Повесть Вендийских Гор (Донован) - страница 9

— А когда мы остановились посреди пустыни и верблюды наши умерли все до единого, — говорил Серзак, — я сказал: не плачьте, любезные мои друзья, выручившие меня из стольких бед, столько раз возвращавшие мне драгоценную жизнь. Клянусь вот этими глазами, — Серзак показал на свои глаза, — и солнцем, которое они сейчас видят, что не пройдет этот день, как мы попадем в Луксур и будем сидеть у благоухающих вод, есть сочные фрукты и наслаждаться пением и танцами дивных прекраснобедрых женщин. Они не поверили мне, решив, что я сошел с ума от жажды и палящего солнца. Но тут налетел самум, этот жуткий бич пустыни, солнце скрыло свой лик. Тьма, чернее которой нет даже в преисподней, повисла над пустыней. Нас подхватило вместе с нашим товаром и понесло по воздуху.
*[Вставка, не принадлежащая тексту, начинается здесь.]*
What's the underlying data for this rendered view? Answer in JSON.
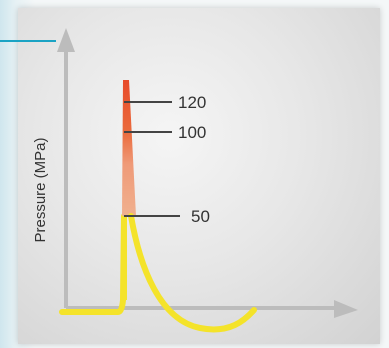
{
  "chart_data": {
    "type": "line",
    "title": "",
    "xlabel": "",
    "ylabel": "Pressure (MPa)",
    "grid": false,
    "legend": "none",
    "ylim": [
      0,
      120
    ],
    "markers": [
      {
        "label": "120",
        "value": 120
      },
      {
        "label": "100",
        "value": 100
      },
      {
        "label": "50",
        "value": 50
      }
    ],
    "colors": {
      "low_pressure": "#f4e32a",
      "mid_pressure": "#ef9a78",
      "high_pressure": "#e74a2a",
      "axis": "#bdbdbd",
      "accent": "#1ba3c4"
    }
  }
}
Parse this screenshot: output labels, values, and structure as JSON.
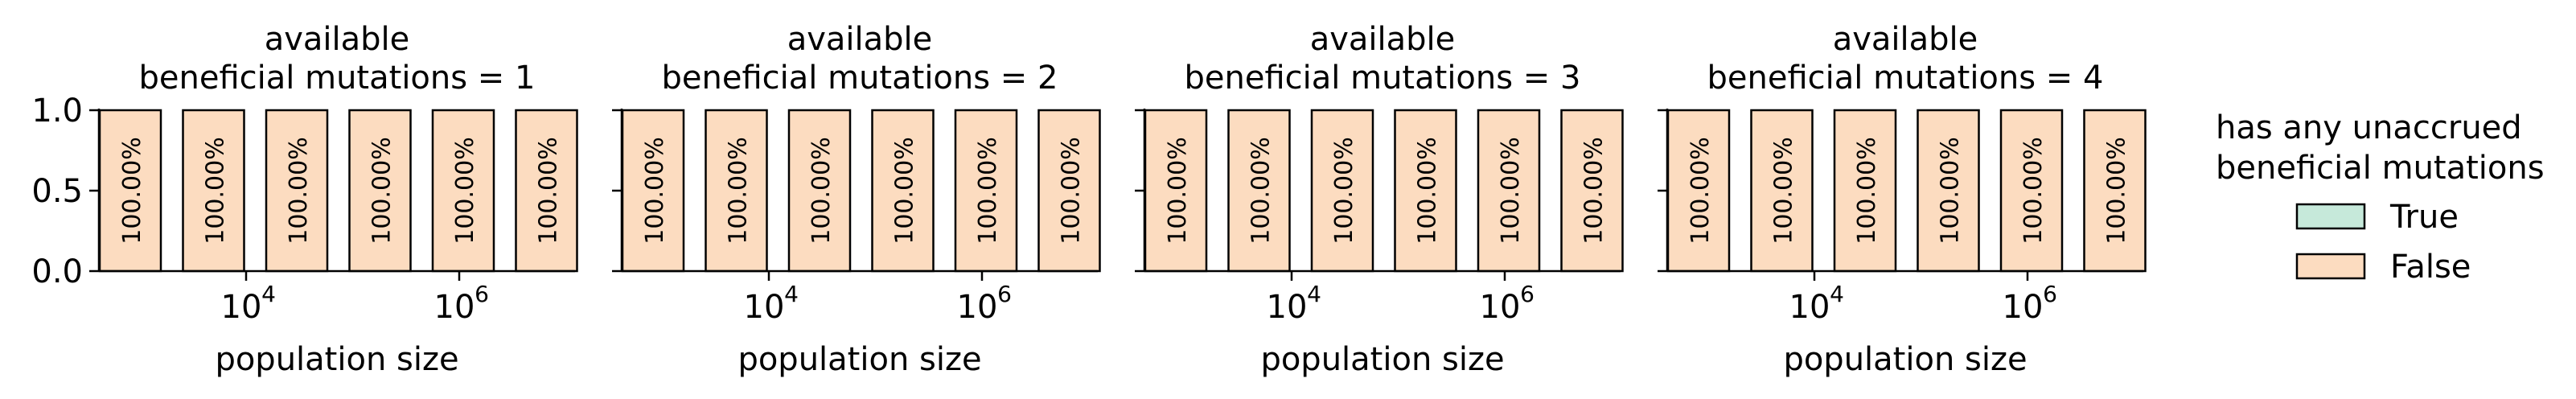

Мы видели летящие вместе с нами тысячелетние баобабы, огромных змей и скалы с растущими на них деревьями. Долго смерч кружил нас в бешеном танце, долго глушил наши уши воем и низким гулом воздушных барабанов. Мы видели, как тьму прорезали молнии и под нами разверзались бездны. Однажды мы даже увидели город с кричащими людьми, город, на который накатывалась огненная лава из раскрывшей свое чрево горы. Но неожиданно смерч прекратился и опустил нас прямо на базарную площадь. Люди тотчас окружили нас. «Что это за город?» — спросили мы. «Луксур», — отвечали нам… — Серзак запнулся, видя, что Конан напрочь потерял интерес к его повествованию.

Северянин вглядывался сквозь дым и чад, и на лице его постепенно проявлялась улыбка.
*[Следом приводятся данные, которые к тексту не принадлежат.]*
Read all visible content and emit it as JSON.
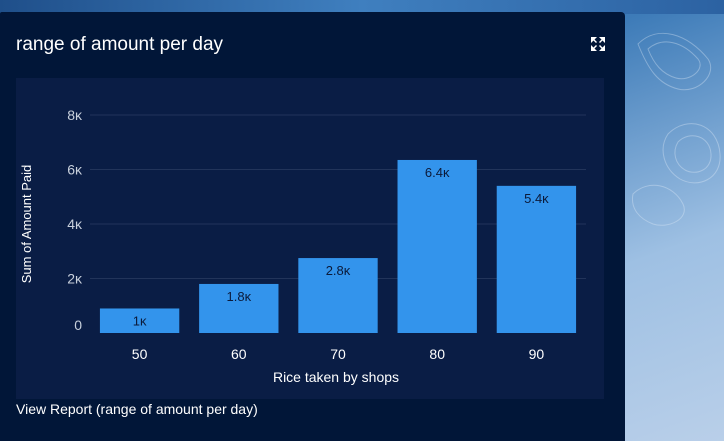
{
  "card": {
    "title": "range of amount per day",
    "footer_link": "View Report (range of amount per day)"
  },
  "icons": {
    "expand": "expand-icon"
  },
  "colors": {
    "card_bg": "#011638",
    "panel_bg": "#0a1d45",
    "bar": "#3394ec",
    "grid": "#22345a",
    "tick_text": "#c8d0dc",
    "axis_label": "#ffffff",
    "data_label": "#0b1a3a"
  },
  "chart_data": {
    "type": "bar",
    "categories": [
      "50",
      "60",
      "70",
      "80",
      "90"
    ],
    "values": [
      900,
      1800,
      2750,
      6350,
      5400
    ],
    "data_labels": [
      "1ĸ",
      "1.8ĸ",
      "2.8ĸ",
      "6.4ĸ",
      "5.4ĸ"
    ],
    "xlabel": "Rice taken by shops",
    "ylabel": "Sum of Amount Paid",
    "y_ticks": [
      0,
      2000,
      4000,
      6000,
      8000
    ],
    "y_tick_labels": [
      "0",
      "2ĸ",
      "4ĸ",
      "6ĸ",
      "8ĸ"
    ],
    "ylim": [
      0,
      8000
    ],
    "grid": true,
    "legend": "none"
  }
}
— Пожалуй, теперь у меня есть время, — заявил он и пошел толкаться к двум только что вошедшим женщинам, которые оглядывались в поисках подходящего места.

— Гляди, Чаронга, снова наш мускулистый друг, — с язвительной иронией произнесла одна из женщин. — Кажется, он хочет поприветствовать нас.

Конан приблизился к красоткам, молча подхватил их на руки — они пронзительно завизжали, вызвав одобрительный народный рокот — и понес к своему столу, как две амфоры с вином.

Черноволосая укусила Конана за плечо, но он только усмехнулся.

— Хочешь поиграть, кошечка? — спросил он.

Чаронга, наоборот, сразу принялась ласкаться.

— Вы обе мне нравитесь, — объявил Конан, твердо убежденный в собственной правоте. Жар и холод, это как раз то, что ему сейчас нужно.

Он не дошел до своего стола с десяток шагов. Человек без правой мочки уха преградил ему путь. Рот человека кривился в нехорошей улыбке. Зубы у него были желтые, и их имелось не так уж и много. Трое его приятелей стояли неподалеку. Их руки лежали на кривых ножах.

— Нам они тоже нравятся, — заявил человек, сплевывая грязно-бурую слюну под ноги киммерийца. — К тому же нам они приглянулись больше, чем тебе. Ты все понял?